To help protect the privacy of individuals whose information is included in Color Data, all information in the database is de-identified in compliance with the HIPAA Privacy Rule and is returned in aggregate. We took additional steps to limit re-identification of a single individual, while still maintaining the power of aggregate and statistical database queries. These precautions were largely inspired by the literature on statistical databases,9,10 differential privacy,11,12 and hippocratic databases.13 Query filters such as age are quantized into five year buckets, and all queries are required to match ≥ 5 individuals or results will not be returned and an error message generated. Taken together, these restrictions can help to stymie some common techniques used to re-identify individuals in de-identified, aggregate data sets. Finally, all queries in the database and their source IP addresses are logged to detect, and potentially block, users who are making many suspiciously overlapping queries.

References

  • 1. Neben CL, Zimmer AD, Stedden W, et al. Multi-Gene Panel Testing of 23,179 Individuals for Hereditary Cancer Risk Identifies Pathogenic Variant Carriers Missed by Current Genetic Testing Guidelines. J Mol Diagn. 2019;0(0). doi:10.1016/j.jmoldx.2019.03.001
  • 2. Homburger JR, Neben CL, Mishne G, Zhou AY, Kathiresan S, Khera AV. Low coverage whole genome sequencing enables accurate assessment of common variants and calculation of genome-wide polygenic scores. Genome Med. 2019;11(1):74.

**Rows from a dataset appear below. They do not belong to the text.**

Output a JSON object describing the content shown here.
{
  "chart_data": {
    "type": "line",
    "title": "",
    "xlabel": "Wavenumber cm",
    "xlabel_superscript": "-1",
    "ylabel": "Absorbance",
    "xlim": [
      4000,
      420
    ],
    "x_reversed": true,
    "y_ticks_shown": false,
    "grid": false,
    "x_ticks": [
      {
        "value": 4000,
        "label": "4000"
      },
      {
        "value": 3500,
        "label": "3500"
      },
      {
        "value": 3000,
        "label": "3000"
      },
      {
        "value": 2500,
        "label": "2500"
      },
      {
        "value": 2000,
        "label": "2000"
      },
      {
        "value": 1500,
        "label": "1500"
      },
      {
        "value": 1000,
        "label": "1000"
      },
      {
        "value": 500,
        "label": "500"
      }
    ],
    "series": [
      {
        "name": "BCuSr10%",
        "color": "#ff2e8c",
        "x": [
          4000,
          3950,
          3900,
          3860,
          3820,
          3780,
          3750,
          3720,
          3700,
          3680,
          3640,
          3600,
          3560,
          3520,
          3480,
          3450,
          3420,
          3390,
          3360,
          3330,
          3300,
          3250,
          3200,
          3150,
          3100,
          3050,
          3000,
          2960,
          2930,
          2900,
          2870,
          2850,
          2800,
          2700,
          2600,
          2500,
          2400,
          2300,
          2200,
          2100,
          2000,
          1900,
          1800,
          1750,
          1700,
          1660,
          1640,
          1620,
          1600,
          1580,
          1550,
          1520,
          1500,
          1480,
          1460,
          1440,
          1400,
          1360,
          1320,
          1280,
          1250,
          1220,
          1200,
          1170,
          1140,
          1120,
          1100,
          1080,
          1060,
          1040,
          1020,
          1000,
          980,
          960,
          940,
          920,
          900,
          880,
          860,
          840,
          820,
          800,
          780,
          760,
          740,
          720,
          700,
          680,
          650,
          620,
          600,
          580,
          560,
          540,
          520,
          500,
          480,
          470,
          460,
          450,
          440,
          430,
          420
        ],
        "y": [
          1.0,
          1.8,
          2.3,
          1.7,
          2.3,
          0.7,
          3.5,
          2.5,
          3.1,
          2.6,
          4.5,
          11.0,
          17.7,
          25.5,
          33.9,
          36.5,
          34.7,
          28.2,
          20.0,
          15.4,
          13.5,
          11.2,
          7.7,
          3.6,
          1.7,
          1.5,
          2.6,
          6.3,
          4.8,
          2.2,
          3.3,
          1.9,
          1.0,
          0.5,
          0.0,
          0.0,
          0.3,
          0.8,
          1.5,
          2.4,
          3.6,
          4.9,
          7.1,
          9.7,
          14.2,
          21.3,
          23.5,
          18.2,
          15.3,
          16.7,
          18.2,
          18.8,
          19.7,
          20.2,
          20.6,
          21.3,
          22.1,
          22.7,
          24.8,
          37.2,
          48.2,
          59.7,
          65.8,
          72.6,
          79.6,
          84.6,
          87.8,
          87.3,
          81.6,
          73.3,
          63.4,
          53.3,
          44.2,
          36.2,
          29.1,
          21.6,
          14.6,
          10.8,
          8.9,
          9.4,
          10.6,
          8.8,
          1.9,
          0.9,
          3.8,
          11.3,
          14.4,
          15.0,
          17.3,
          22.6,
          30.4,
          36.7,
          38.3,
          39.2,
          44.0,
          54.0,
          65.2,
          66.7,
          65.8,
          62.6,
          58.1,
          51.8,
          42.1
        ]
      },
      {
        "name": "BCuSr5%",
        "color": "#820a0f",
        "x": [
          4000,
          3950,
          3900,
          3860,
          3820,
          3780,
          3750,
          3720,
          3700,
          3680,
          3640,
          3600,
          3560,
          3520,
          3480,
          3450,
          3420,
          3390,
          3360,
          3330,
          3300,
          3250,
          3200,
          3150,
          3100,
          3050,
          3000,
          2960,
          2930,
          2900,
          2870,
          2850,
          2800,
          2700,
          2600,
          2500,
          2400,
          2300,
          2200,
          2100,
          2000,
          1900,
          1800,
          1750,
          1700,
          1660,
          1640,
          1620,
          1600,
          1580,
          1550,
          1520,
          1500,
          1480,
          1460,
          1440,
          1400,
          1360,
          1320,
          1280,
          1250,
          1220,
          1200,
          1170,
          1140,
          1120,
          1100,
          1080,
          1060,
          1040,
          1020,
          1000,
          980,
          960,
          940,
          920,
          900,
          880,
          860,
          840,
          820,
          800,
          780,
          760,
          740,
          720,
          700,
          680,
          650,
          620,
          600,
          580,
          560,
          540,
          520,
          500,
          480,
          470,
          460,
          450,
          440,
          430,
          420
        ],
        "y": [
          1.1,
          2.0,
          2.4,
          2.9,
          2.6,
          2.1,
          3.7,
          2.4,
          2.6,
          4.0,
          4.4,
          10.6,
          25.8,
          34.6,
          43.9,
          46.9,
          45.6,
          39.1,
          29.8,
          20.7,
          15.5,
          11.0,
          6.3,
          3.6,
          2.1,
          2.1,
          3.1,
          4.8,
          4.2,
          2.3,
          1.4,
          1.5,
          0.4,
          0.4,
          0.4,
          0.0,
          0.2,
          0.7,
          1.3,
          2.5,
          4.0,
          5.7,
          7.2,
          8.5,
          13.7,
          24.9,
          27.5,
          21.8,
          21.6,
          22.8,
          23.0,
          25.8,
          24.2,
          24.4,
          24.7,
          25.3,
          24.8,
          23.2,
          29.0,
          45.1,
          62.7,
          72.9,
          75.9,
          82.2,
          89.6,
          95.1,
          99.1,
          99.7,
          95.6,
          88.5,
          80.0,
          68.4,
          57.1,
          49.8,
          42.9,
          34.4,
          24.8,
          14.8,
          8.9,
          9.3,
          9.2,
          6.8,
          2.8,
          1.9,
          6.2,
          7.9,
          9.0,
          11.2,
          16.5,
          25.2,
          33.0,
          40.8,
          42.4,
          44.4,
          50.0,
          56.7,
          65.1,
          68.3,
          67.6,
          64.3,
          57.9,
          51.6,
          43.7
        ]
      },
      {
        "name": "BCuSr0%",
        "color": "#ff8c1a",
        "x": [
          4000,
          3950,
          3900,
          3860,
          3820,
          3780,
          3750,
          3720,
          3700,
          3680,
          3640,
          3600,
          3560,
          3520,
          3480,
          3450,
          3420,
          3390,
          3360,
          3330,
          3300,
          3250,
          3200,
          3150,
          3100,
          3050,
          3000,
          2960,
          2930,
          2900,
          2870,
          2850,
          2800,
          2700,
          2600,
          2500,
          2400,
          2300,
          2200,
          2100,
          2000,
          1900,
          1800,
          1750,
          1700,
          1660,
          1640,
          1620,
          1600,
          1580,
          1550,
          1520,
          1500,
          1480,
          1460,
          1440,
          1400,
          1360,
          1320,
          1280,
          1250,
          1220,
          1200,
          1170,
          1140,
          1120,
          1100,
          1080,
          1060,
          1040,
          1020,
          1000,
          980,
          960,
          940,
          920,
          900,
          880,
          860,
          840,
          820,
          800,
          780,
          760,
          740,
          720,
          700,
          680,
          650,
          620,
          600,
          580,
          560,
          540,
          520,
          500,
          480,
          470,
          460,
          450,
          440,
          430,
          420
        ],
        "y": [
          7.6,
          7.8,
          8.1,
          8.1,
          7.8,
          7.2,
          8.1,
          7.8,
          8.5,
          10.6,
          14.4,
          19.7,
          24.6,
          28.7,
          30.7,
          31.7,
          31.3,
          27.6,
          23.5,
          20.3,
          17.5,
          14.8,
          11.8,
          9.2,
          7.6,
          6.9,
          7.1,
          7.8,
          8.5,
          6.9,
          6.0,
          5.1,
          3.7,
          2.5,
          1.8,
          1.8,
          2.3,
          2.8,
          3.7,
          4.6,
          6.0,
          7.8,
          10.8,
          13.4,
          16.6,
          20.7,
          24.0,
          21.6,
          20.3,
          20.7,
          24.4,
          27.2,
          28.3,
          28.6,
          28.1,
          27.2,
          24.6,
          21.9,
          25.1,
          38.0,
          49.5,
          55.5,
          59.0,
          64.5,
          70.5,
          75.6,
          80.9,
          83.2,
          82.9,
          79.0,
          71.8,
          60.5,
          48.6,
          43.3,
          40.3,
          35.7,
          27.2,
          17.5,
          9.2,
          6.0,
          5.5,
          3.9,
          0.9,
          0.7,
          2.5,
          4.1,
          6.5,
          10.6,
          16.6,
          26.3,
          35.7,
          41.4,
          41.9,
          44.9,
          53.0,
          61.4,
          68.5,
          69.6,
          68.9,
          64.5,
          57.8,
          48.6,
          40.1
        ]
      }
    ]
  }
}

  • 3. Mavaddat N, Michailidou K, Dennis J, et al. Polygenic Risk Scores for Prediction of Breast Cancer and Breast Cancer Subtypes. Am J Hum Genet. 2019;104(1):21-34.
  • 4. Khera AV, Chaffin M, Aragam KG, et al. Genome-wide polygenic scores for common diseases identify individuals with risk equivalent to monogenic mutations. Nat Genet. August 2018. doi:10.1038/s41588-018-0183-z
  • 5. Gail MH, Brinton LA, Byar DP, et al. Projecting individualized probabilities of developing breast cancer for white females who are being examined annually. J Natl Cancer Inst. 1989;81(24):1879-1886.
  • 6. Claus EB, Risch N, Thompson WD. Autosomal dominant inheritance of early-onset breast cancer. Implications for risk prediction. Cancer. 1994;73(3):643-651.
  • 7. D’Agostino RB Sr, Vasan RS, Pencina MJ, et al. General cardiovascular risk profile for use in primary care: the Framingham Heart Study. Circulation. 2008;117(6):743-753.
  • 8. Alonso A, Krijthe BP, Aspelund T, et al. Simple risk model predicts incidence of atrial fibrillation in a racially and geographically diverse population: the CHARGE-AF consortium. J Am Heart Assoc. 2013;2(2):e000102.
  • 9. Denning DE. Secure statistical databases with random sample queries. ACM Transactions on Database Systems (TODS). 1980;5(3):291-315.
  • 10. Adam NR. Security-Control Methods for Statistical Databases: A Comparative Study. ACM Computing Surveys. 1989;21(4). http://www.utdallas.edu/~muratk/courses/privacy08f_files/stat_database_sec.pdf.
  • 11. Dinur I, Nissim K. Revealing Information While Preserving Privacy. In: Proceedings of the Twenty-Second ACM SIGMOD-SIGACT-SIGART Symposium on Principles of Database Systems. PODS ’03. New York, NY, USA: ACM; 2003:202-210.
  • 12. Dwork C, McSherry F, Nissim K, Smith A. Calibrating Noise to Sensitivity in Private Data Analysis. In: Theory of Cryptography. Springer Berlin Heidelberg; 2006:265-284.
  • 13. Dwork C, McSherry F, Nissim K, Smith A. Calibrating Noise to Sensitivity in Private Data Analysis. In: Theory of Cryptography. Springer Berlin Heidelberg; 2006:265-284.